Sometimes a riot is a beautiful thing!

Have seen several posts on Facebook contrasting white dudes rioting over pumpkins and sports victories, with stores and cars set fire in Ferguson. Who are the real rioters, they ask? I was thinking about this on the bus the other day... how what they share, may be more significant than how they differ.
On the one side, there's destruction as celebration--a spontaneous eruption from joy to mayhem. On the other side, attacks on property out of justifiable rage, or at least--rage with more than enough provocation to make it understandable. But isn't that all too neat? What kind of celebration is this--destruction of public property--of shared assets in the community (buses, automobiles, breaking into stores)--isn't this as much an expression of rage as the other? A rage let loose in people by the celebration?
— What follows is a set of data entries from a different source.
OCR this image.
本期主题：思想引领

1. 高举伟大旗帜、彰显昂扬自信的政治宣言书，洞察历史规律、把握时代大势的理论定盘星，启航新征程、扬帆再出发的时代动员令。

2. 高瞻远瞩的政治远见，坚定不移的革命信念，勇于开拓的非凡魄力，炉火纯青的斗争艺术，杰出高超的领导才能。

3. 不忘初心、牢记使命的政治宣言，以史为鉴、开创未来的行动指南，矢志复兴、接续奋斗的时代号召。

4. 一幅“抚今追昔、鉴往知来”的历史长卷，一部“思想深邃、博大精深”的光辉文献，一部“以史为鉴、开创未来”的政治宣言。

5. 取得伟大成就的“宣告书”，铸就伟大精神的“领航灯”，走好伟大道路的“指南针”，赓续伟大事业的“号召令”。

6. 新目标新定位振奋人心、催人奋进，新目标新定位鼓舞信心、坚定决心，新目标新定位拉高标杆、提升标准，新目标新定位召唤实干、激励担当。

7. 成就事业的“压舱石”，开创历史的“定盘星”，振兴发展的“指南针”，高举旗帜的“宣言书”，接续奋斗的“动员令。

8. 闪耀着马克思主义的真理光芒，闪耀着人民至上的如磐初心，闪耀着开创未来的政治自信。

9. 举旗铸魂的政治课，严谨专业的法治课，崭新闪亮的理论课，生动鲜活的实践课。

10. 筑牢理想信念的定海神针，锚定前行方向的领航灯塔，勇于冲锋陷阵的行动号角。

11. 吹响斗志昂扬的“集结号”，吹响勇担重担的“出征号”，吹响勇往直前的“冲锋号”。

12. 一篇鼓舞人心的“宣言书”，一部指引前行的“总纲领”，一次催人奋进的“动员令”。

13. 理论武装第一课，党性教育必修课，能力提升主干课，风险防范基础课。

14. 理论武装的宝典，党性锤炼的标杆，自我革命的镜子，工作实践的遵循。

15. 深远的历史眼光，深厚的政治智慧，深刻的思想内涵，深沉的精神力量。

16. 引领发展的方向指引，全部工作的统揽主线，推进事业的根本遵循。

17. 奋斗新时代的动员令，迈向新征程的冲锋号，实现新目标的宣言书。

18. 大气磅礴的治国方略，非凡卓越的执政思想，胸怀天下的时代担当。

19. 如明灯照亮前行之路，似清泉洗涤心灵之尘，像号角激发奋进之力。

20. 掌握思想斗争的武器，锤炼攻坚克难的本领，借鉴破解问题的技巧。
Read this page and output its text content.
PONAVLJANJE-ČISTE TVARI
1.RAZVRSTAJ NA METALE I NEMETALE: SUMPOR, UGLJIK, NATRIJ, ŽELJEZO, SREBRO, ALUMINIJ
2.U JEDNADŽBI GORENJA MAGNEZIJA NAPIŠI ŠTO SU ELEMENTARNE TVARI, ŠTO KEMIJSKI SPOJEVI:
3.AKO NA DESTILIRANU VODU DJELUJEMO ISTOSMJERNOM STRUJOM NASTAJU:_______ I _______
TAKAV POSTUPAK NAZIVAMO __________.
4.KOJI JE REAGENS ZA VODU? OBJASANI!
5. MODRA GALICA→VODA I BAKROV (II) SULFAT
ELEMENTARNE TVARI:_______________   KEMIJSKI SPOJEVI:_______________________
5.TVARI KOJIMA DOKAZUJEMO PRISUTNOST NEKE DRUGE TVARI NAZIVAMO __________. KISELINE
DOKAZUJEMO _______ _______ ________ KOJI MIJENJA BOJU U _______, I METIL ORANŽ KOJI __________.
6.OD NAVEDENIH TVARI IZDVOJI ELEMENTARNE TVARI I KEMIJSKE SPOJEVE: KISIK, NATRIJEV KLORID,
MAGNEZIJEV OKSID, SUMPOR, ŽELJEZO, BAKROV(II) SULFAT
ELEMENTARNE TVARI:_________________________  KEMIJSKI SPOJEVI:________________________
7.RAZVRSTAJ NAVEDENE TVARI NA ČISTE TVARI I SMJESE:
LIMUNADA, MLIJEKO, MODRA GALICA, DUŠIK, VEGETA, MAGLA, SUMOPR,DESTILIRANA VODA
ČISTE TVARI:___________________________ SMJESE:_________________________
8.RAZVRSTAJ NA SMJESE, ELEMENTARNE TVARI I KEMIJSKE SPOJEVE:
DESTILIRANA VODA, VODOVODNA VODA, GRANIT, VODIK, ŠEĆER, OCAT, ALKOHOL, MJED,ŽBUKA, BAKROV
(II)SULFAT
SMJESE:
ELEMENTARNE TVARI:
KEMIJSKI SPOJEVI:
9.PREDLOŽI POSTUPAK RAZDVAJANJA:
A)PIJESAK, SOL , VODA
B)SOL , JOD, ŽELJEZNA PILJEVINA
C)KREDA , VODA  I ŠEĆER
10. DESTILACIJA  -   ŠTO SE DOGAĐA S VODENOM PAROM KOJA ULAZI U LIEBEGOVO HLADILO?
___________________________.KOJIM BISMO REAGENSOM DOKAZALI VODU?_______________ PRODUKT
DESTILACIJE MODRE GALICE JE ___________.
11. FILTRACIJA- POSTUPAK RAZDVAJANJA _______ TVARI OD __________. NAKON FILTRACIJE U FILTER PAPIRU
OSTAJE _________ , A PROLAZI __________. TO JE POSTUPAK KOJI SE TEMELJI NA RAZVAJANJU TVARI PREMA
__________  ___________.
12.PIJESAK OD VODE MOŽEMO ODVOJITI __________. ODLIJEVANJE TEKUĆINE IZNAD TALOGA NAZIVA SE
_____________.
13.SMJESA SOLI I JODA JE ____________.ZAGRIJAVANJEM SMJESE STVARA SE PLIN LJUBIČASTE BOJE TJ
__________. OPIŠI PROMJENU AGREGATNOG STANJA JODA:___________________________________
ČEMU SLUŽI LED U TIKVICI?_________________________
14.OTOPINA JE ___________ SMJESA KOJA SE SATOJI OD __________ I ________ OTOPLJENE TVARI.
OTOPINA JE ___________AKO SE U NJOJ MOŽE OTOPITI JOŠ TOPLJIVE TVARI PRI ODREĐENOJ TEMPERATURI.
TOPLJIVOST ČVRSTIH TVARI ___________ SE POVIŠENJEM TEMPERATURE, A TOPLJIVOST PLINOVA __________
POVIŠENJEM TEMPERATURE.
And if so, is there not something similar in their rage to what we saw in Ferguson--a release of pent up anger?  I mean--anger that explodes out of the oppression of living in this consumer culture, of being valued not as human individuals, but only for one's exchange value--as wage slaves, as consumers pressured to want and need always more than they are able to realize?
On the other side--isn't there joy as well as rage at the burning of a cop car? And breaking and smashing things, the tangible symbols of a culture where nothing has value of and in itself, but only as means of exchange?
Maybe--however little aware (at least the whites, in their Dionysian celebrations), are of what is driving them, there is on both sides a common passionate hunger to destroy the material symbols of a culture that oppresses everyone--however unequally distributed the raw violence of that oppression--that there is a shared hunger for genuine freedom, for another kind of world?
This is why I see appeals for 'calm' and 'reason,' are but a disguised way of taking the side of power, of the status quo. And the worst--those who think of themselves as radicals, scolding those who 'lose control' --that is, who refuse to accept the top-down discipline of the tacticians and strategists who claim to 'know better.'
Let there be room for joyful destruction. For both sides. May it come together in a great celebratory conflagration to make room for a new world.